Vassilis Saroglou, professeur de psychologie, résume assez bien les choses : « après une angoisse métaphysique, la religiosité sert à revaloriser l’estime de soi, contrôler l’adversité, donner quelques certitudes pour organiser les conduites et attribuer un sens au destin qui nous accable ». Face à un monde aux frontières sans cesse repoussées, et avec une soif de nouveautés, les religions traditionnelles ne font pas le poids. D’où l’émergence et l’essor des nouvelles spiritualités, empreintes de mondialisation, où héritage judéo-chrétien et philosophies occidentales s’entremêlent. Pourtant, chacun y fait son propre ménage : la spiritualité moderne est marquée par davantage d’individualité qu’à l’âge d’or des grandes religions. Chacun fait sa propre expérience du sacré, chacun voit ses propres images, symboles et signes : « la spiritualité est une élation intime qu’éprouve tout homme, même quand il prétend vivre sans dieu » (Boris Cyrulnik, Psychothérapie de Dieu). Et l’aspect à retenir ici est sans conteste le caractère intime de l’expérience du sacré, « mélange d’émerveillement et de crainte, d’amour et de terreur devant cette immensité cosmique qui nous dépasse et nous englobe » (Rudolf Otto). Et là, pour le coup, c’est le « qui nous dépasse » qui m’interpelle. Jung, éminent psychiatre, répertoriant systématiquement ces consultations avec ses patients,  évoque la même idée : pour lui, la croyance ne vient pas de la raison, mais bien d’ailleurs. 

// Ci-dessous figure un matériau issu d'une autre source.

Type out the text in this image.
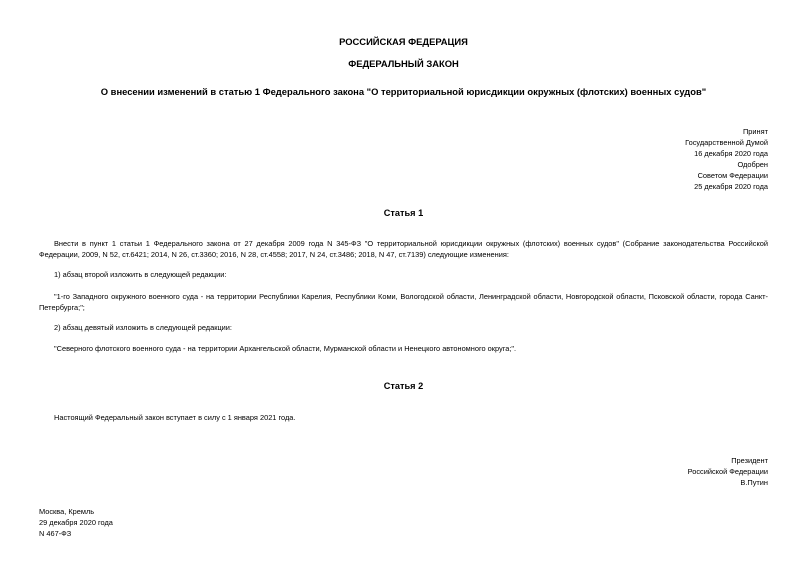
РОССИЙСКАЯ ФЕДЕРАЦИЯ
ФЕДЕРАЛЬНЫЙ ЗАКОН
О внесении изменений в статью 1 Федерального закона "О территориальной юрисдикции окружных (флотских) военных судов"
Принят
Государственной Думой
16 декабря 2020 года
Одобрен
Советом Федерации
25 декабря 2020 года
Статья 1
Внести в пункт 1 статьи 1 Федерального закона от 27 декабря 2009 года N 345-ФЗ "О территориальной юрисдикции окружных (флотских) военных судов" (Собрание законодательства Российской Федерации, 2009, N 52, ст.6421; 2014, N 26, ст.3360; 2016, N 28, ст.4558; 2017, N 24, ст.3486; 2018, N 47, ст.7139) следующие изменения:
1) абзац второй изложить в следующей редакции:
"1-го Западного окружного военного суда - на территории Республики Карелия, Республики Коми, Вологодской области, Ленинградской области, Новгородской области, Псковской области, города Санкт-Петербурга;";
2) абзац девятый изложить в следующей редакции:
"Северного флотского военного суда - на территории Архангельской области, Мурманской области и Ненецкого автономного округа;".
Статья 2
Настоящий Федеральный закон вступает в силу с 1 января 2021 года.
Президент
Российской Федерации
В.Путин
Москва, Кремль
29 декабря 2020 года
N 467-ФЗ
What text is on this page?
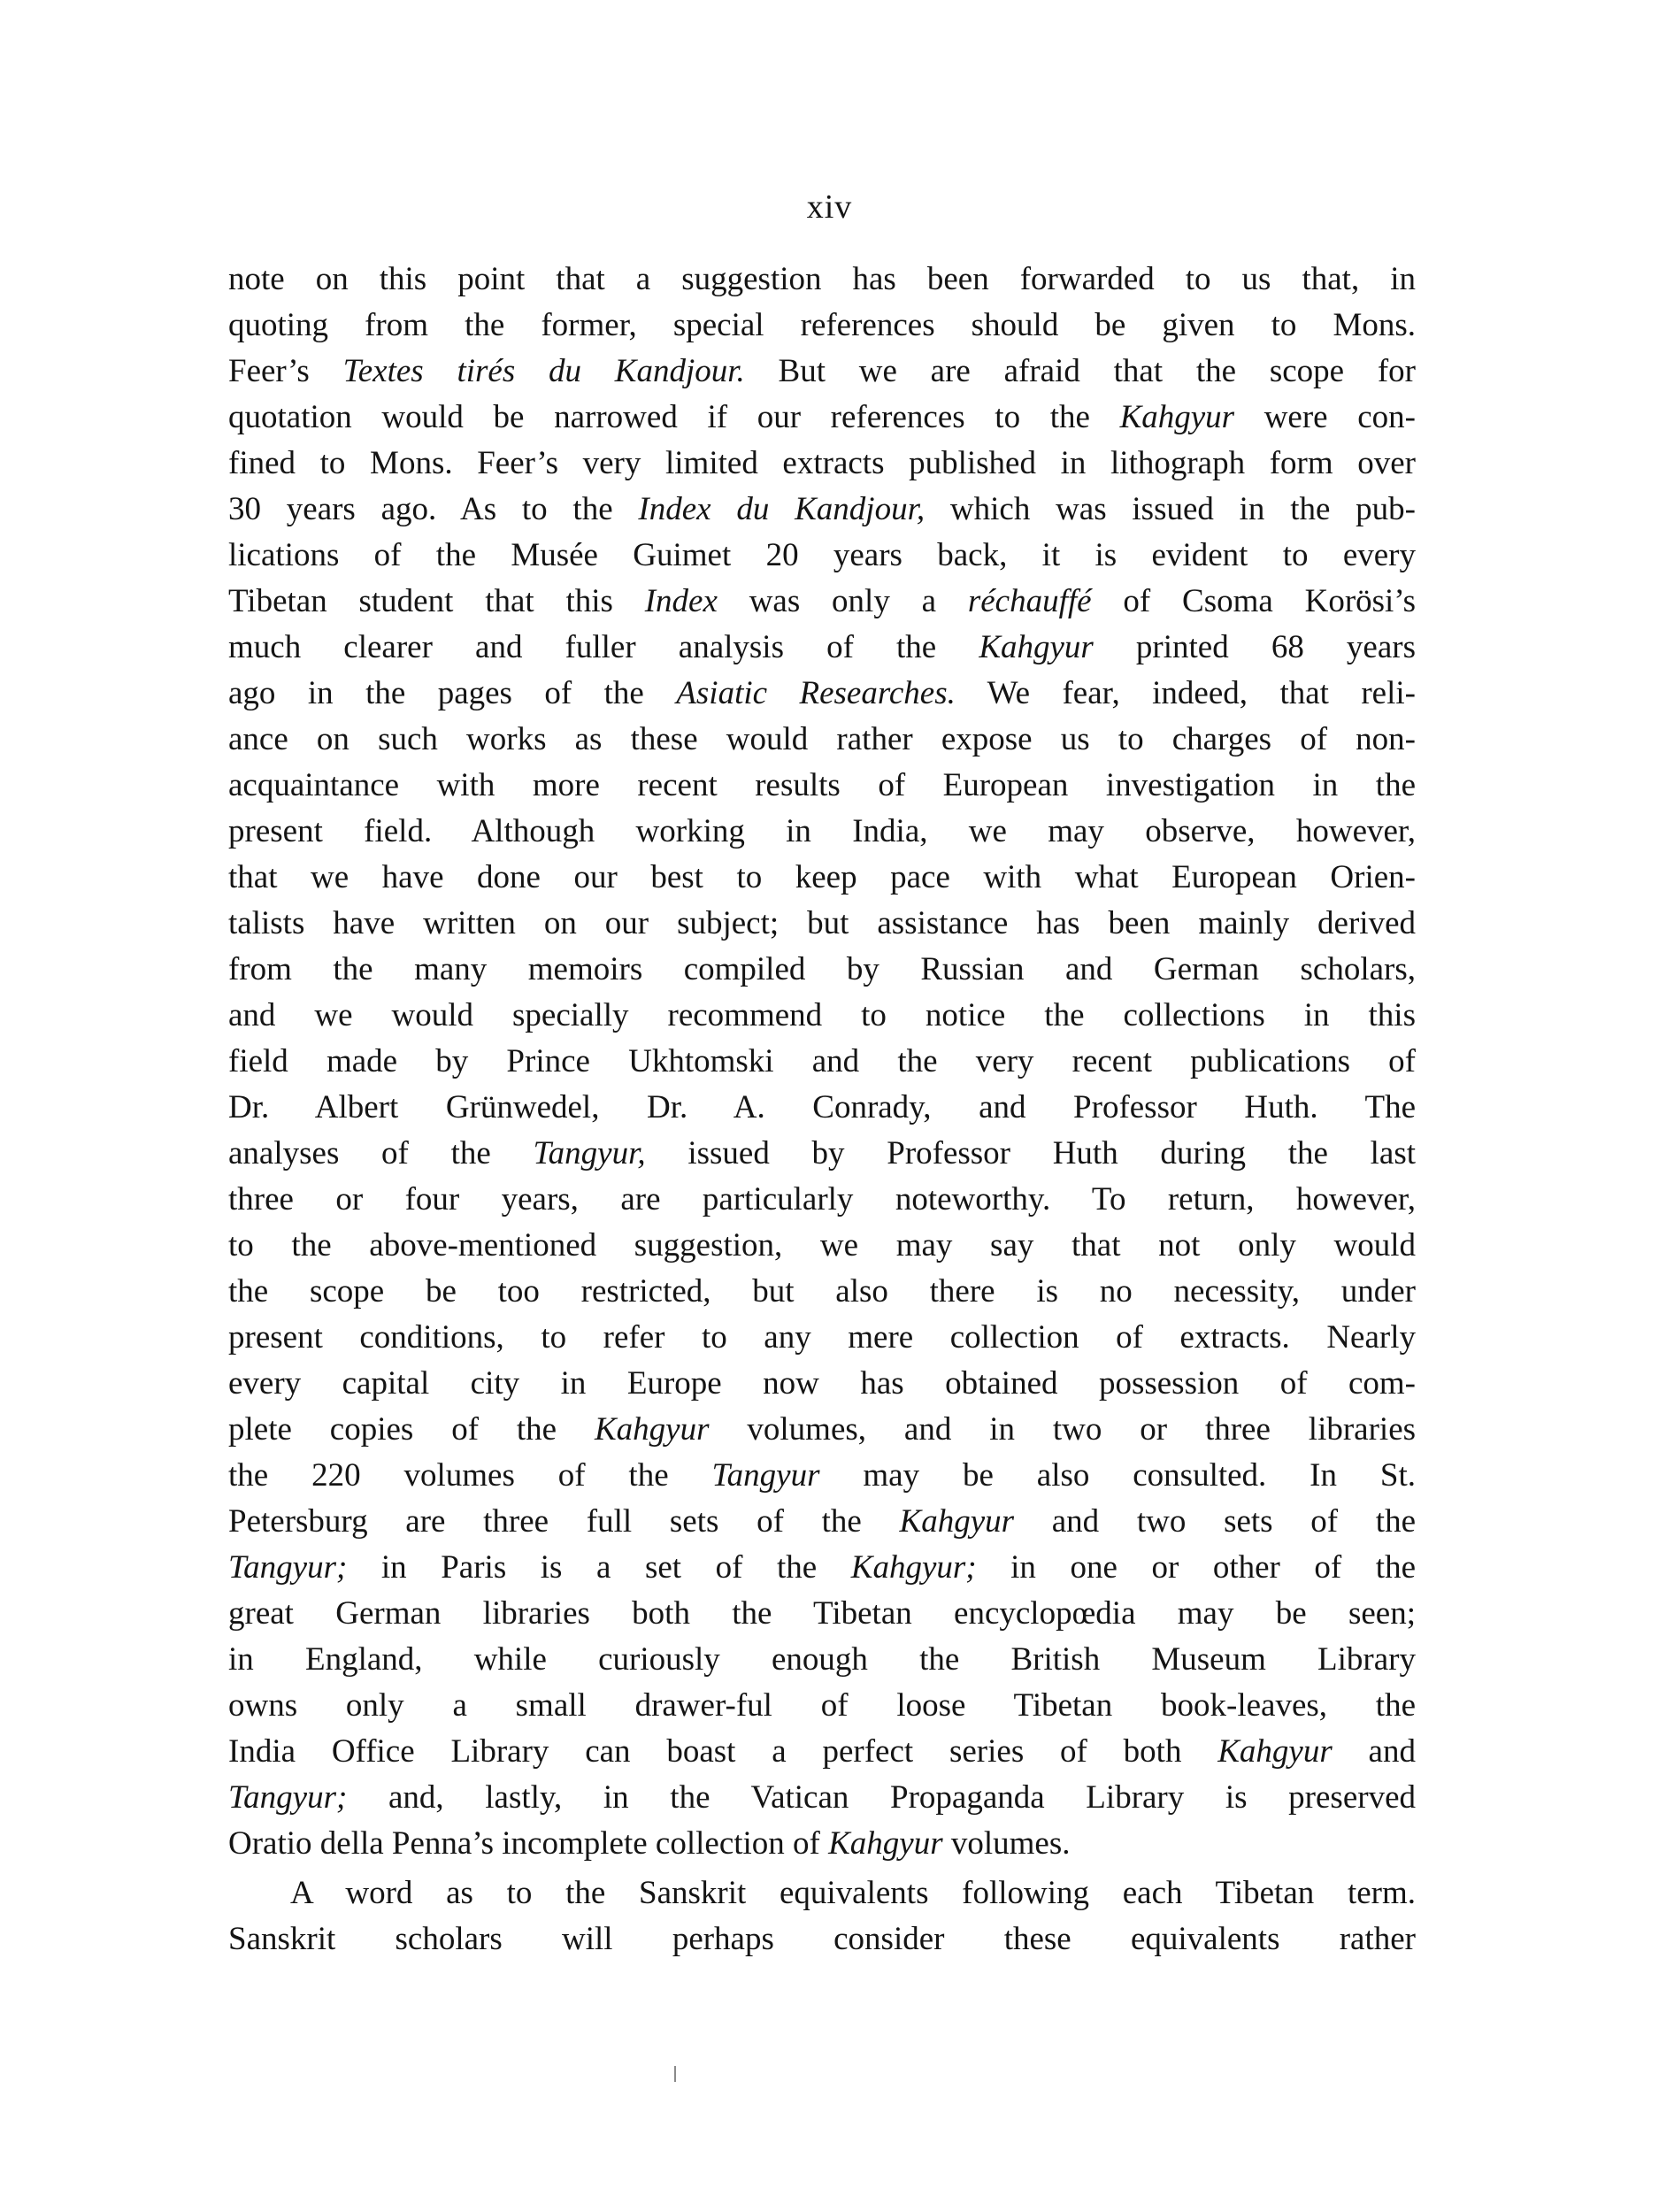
xiv
note on this point that a suggestion has been forwarded to us that, in
quoting from the former, special references should be given to Mons.
Feer’s Textes tirés du Kandjour. But we are afraid that the scope for
quotation would be narrowed if our references to the Kahgyur were con-
fined to Mons. Feer’s very limited extracts published in lithograph form over
30 years ago. As to the Index du Kandjour, which was issued in the pub-
lications of the Musée Guimet 20 years back, it is evident to every
Tibetan student that this Index was only a réchauffé of Csoma Korösi’s
much clearer and fuller analysis of the Kahgyur printed 68 years
ago in the pages of the Asiatic Researches. We fear, indeed, that reli-
ance on such works as these would rather expose us to charges of non-
acquaintance with more recent results of European investigation in the
present field. Although working in India, we may observe, however,
that we have done our best to keep pace with what European Orien-
talists have written on our subject; but assistance has been mainly derived
from the many memoirs compiled by Russian and German scholars,
and we would specially recommend to notice the collections in this
field made by Prince Ukhtomski and the very recent publications of
Dr. Albert Grünwedel, Dr. A. Conrady, and Professor Huth. The
analyses of the Tangyur, issued by Professor Huth during the last
three or four years, are particularly noteworthy. To return, however,
to the above-mentioned suggestion, we may say that not only would
the scope be too restricted, but also there is no necessity, under
present conditions, to refer to any mere collection of extracts. Nearly
every capital city in Europe now has obtained possession of com-
plete copies of the Kahgyur volumes, and in two or three libraries
the 220 volumes of the Tangyur may be also consulted. In St.
Petersburg are three full sets of the Kahgyur and two sets of the
Tangyur; in Paris is a set of the Kahgyur; in one or other of the
great German libraries both the Tibetan encyclopœdia may be seen;
in England, while curiously enough the British Museum Library
owns only a small drawer-ful of loose Tibetan book-leaves, the
India Office Library can boast a perfect series of both Kahgyur and
Tangyur; and, lastly, in the Vatican Propaganda Library is preserved
Oratio della Penna’s incomplete collection of Kahgyur volumes.
A word as to the Sanskrit equivalents following each Tibetan term.
Sanskrit scholars will perhaps consider these equivalents rather
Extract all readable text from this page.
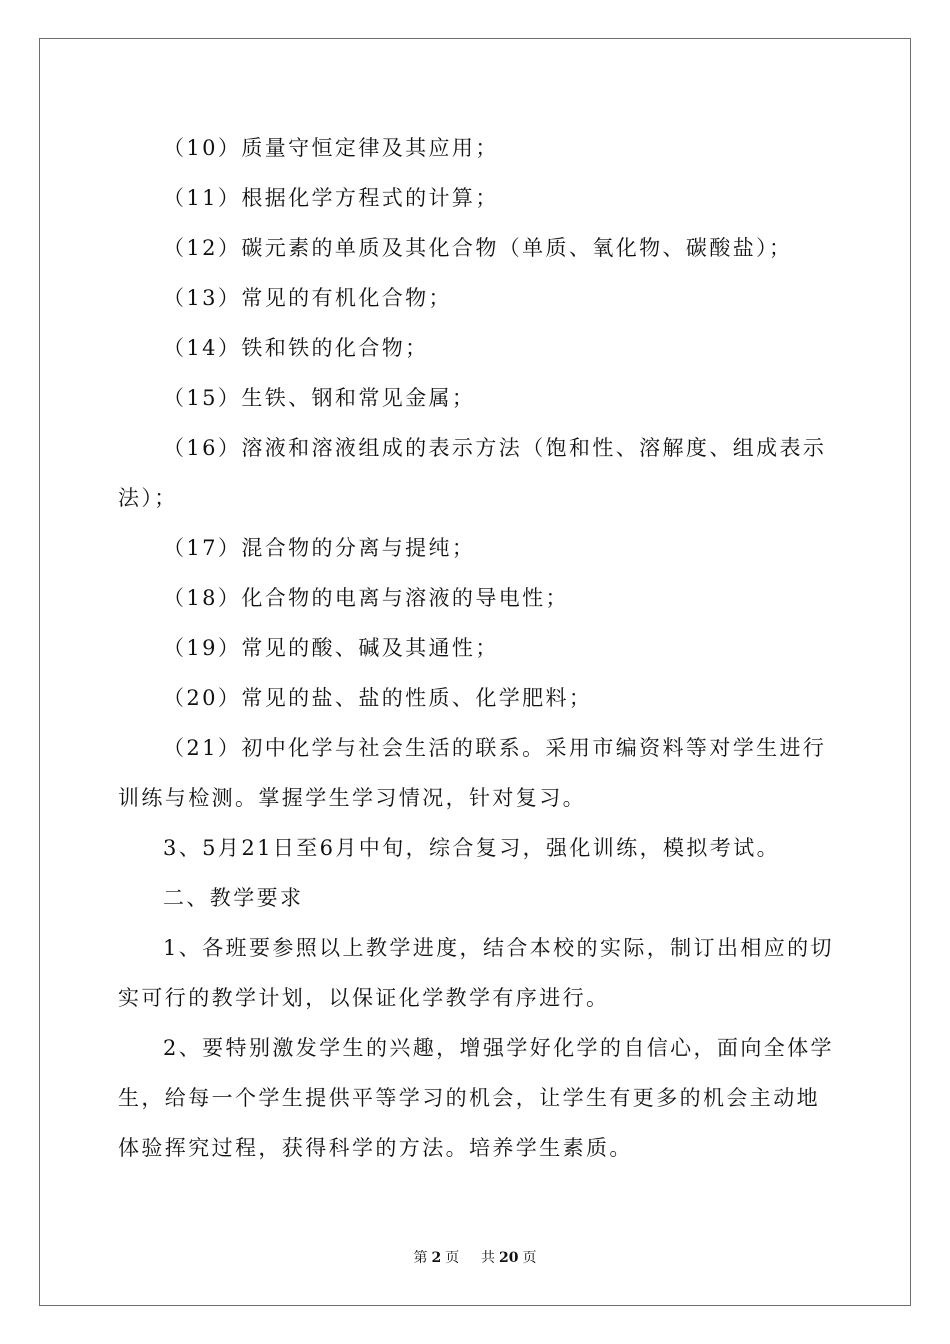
（10）质量守恒定律及其应用；

（11）根据化学方程式的计算；

（12）碳元素的单质及其化合物（单质、氧化物、碳酸盐）；

（13）常见的有机化合物；

（14）铁和铁的化合物；

（15）生铁、钢和常见金属；

（16）溶液和溶液组成的表示方法（饱和性、溶解度、组成表示法）；

（17）混合物的分离与提纯；

（18）化合物的电离与溶液的导电性；

（19）常见的酸、碱及其通性；

（20）常见的盐、盐的性质、化学肥料；

（21）初中化学与社会生活的联系。采用市编资料等对学生进行训练与检测。掌握学生学习情况，针对复习。

3、5月21日至6月中旬，综合复习，强化训练，模拟考试。

二、教学要求

1、各班要参照以上教学进度，结合本校的实际，制订出相应的切实可行的教学计划，以保证化学教学有序进行。

2、要特别激发学生的兴趣，增强学好化学的自信心，面向全体学生，给每一个学生提供平等学习的机会，让学生有更多的机会主动地体验挥究过程，获得科学的方法。培养学生素质。

第 2 页 共 20 页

Alors si l’on sort des généralités, des études scientifiques ou philosophiques, des grands penseurs, que faire de nos croyances, irrationnelles ? Rien, j’imagine, hormis de les accepter. Etre simplement ok avec le fait que nous n’avons qu’un contrôle restreint sur ces actes de foi. Que dans le faire de faire confiance, s’il y a des actes et des preuves, il y a aussi une part d’invisible, d’inconnu qui nous émerveille et qui nous terrifie à la fois. Et même s’il arrive qu’on se trompe, accepter de faire à nouveau acte de foi, parce qu’il y a toujours une partie immergée dont on n’a pas nécessairement conscience, mais qui reste présente.